The Liberal Democrats must currently be tempted to quote Mark Twain’s quip that “the report of my death was an exaggeration.”

Only four years ago it was fashionable to argue that the Liberal Democrats were finished. After five years in coalition government with the Conservatives, they lost 49 parliamentary seats in the 2015 election, ending up with just eight MPs. The party’s representation in local government was halved, and in Europe almost obliterated.

But in the European elections of 2019, the party came second in a national election for the first time ever. It won representation in every region of England, coming top of the poll in London. In the local elections they doubled their representation and the number of councils they control in the areas contested. Finally a YouGov poll put the Lib Dems ahead of all other parties for the first time since 2010. What has returned the Liberal Democrats to health, and will it last?

There is something to be said for the reconciliation factor when it comes to the Lib Dems. It is possible that the portion of the public that voted Liberal Democrat in 2010, but abandoned it in revulsion at the experience of coalition has forgiven the party.

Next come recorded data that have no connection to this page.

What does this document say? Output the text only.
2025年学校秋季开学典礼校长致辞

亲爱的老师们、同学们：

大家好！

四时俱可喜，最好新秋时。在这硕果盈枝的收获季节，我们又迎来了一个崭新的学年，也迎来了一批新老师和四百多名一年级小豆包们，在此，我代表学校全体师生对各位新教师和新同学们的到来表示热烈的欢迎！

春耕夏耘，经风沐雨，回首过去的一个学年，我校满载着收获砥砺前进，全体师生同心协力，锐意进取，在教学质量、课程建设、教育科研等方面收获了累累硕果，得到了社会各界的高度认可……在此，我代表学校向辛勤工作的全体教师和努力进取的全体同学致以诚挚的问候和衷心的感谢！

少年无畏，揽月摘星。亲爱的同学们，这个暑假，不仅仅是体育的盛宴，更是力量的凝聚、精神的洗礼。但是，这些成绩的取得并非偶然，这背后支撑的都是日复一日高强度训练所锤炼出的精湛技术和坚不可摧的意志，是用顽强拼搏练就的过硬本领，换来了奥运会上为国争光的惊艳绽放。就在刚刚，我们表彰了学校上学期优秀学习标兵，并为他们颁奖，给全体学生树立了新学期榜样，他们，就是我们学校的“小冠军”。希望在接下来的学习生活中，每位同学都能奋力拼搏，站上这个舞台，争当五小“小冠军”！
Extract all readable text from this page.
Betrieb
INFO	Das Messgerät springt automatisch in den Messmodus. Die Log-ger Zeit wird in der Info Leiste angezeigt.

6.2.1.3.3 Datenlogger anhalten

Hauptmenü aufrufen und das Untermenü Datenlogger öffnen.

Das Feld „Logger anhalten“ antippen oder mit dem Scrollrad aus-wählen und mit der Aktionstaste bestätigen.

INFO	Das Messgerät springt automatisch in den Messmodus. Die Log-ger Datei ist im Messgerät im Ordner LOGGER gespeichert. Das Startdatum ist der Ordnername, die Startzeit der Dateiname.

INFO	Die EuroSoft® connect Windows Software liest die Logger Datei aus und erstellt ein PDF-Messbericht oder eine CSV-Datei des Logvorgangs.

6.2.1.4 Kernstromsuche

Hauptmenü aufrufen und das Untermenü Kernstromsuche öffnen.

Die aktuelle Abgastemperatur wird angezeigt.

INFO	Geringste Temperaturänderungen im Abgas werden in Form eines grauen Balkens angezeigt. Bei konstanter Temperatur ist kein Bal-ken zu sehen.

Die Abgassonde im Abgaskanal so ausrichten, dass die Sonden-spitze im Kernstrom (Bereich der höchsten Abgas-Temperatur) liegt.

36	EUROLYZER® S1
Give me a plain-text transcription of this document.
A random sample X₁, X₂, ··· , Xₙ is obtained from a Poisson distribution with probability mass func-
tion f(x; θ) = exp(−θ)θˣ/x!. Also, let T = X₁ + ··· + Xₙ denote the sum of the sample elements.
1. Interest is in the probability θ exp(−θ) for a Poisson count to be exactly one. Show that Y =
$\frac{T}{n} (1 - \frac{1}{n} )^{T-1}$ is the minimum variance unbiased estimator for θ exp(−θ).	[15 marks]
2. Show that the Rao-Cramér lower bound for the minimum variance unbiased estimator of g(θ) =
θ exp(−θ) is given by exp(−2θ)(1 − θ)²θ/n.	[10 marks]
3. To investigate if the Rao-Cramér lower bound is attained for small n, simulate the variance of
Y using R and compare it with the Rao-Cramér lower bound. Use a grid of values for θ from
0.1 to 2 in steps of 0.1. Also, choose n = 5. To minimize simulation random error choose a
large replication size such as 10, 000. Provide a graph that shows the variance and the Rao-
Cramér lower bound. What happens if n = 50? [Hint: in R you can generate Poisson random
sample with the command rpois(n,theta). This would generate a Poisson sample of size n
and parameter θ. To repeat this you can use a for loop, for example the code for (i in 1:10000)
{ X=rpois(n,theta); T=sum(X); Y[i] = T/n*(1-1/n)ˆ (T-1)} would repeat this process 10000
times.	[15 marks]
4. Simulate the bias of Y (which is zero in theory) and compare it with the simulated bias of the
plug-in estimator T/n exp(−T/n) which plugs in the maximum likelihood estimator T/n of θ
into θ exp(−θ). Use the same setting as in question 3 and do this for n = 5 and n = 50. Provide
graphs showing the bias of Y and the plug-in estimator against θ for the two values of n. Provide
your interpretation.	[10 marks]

The party’s share of the vote – 19% in the local elections and 20% in the European elections – is suggestively close to the 23% secured in 2010. Lib Dem victories in councils it held before its losses under the coalition like North Devon, Winchester and North Norfolk, and topping the poll in Stockport in the European elections, suggest it is building on historic strengths.

If true, though, this is remarkable. Reputational damage – as the Tories found after the Winter of Discontent in the late 1970s and the Poll Tax in 1990 – usually affects parties for a decade or more, and is used by their opponents for at least as long. Labour supporters are particularly indignant that the coalition effect seemed to lose its impact so quickly – look at the embittered responses among some party members about party member Alistair Campbell’s decision to vote Lib Dem in the 2019 elections for an example.

Perhaps the coalition question was obscured for these elections by a second factor: Brexit. The Lib Dems’ success in London and York at the European elections, and winning seats on councils like Warwick, indicate that their clarity in rejecting the referendum result – summed up in the slogan “Bollocks to Brexit” – was decisive in recruiting defectors from other parties. The potential for this was first demonstrated when the Lib Dems took the parliamentary seat of Richmond in a 2016 by-election, but failed at the 2017 general election while the public reserved judgement on the Brexit process.

The Brexit factor is a double-edged sword. It has restored the credibility of the Lib Dems as an electoral alternative but it is a benefit shared with the Greens in England and the nationalist parties in Scotland and Wales, all of whom are staunchly anti-Brexit as well. It is also a factor vulnerable to changing circumstances and election agendas. The two Lib Dem leadership contenders have already identified the need to give thought to what the party stands for beyond Brexit.

The Liberal Democrats’ increased vote has been dismissed by opponents as a familiar “protest” phenomenon. European elections are generally seen as a vehicle for public frustration and this time it was ever more so. Anger at the inertia and perceived incompetence of the government and official opposition drove voters to smaller parties on both the Leave and Remain side of the Brexit debate. This would be a fragile basis for growth as it depends heavily on the leaderships and conduct of the main parties.

Liberal surges in past by-elections have often been based on protest votes. The party then generally failed to capitalise on the swing at the next general election. However, the 2019 Lib Dem surge doesn’t mainly look like protest voting. The local government areas in which the Lib Dems topped the poll for either the council elections or the European poll either had previous Lib Dem representation or voted “Remain” in the 2016 referendum. To that extent, the Lib Dems’ success seems to have a positive basis.

There are lessons in all this for the Lib Dems and their opponents. Labour and the Conservatives cannot take even their base vote for granted these days. They urgently need unity and clarity if they are to prevent repeats of May 2019.

The Lib Dems need to develop a profile wider than opposition to Brexit, and to practise their well-established skills for digging in where they have won new support. The party was never likely to die, but what it does with its life is less inevitable.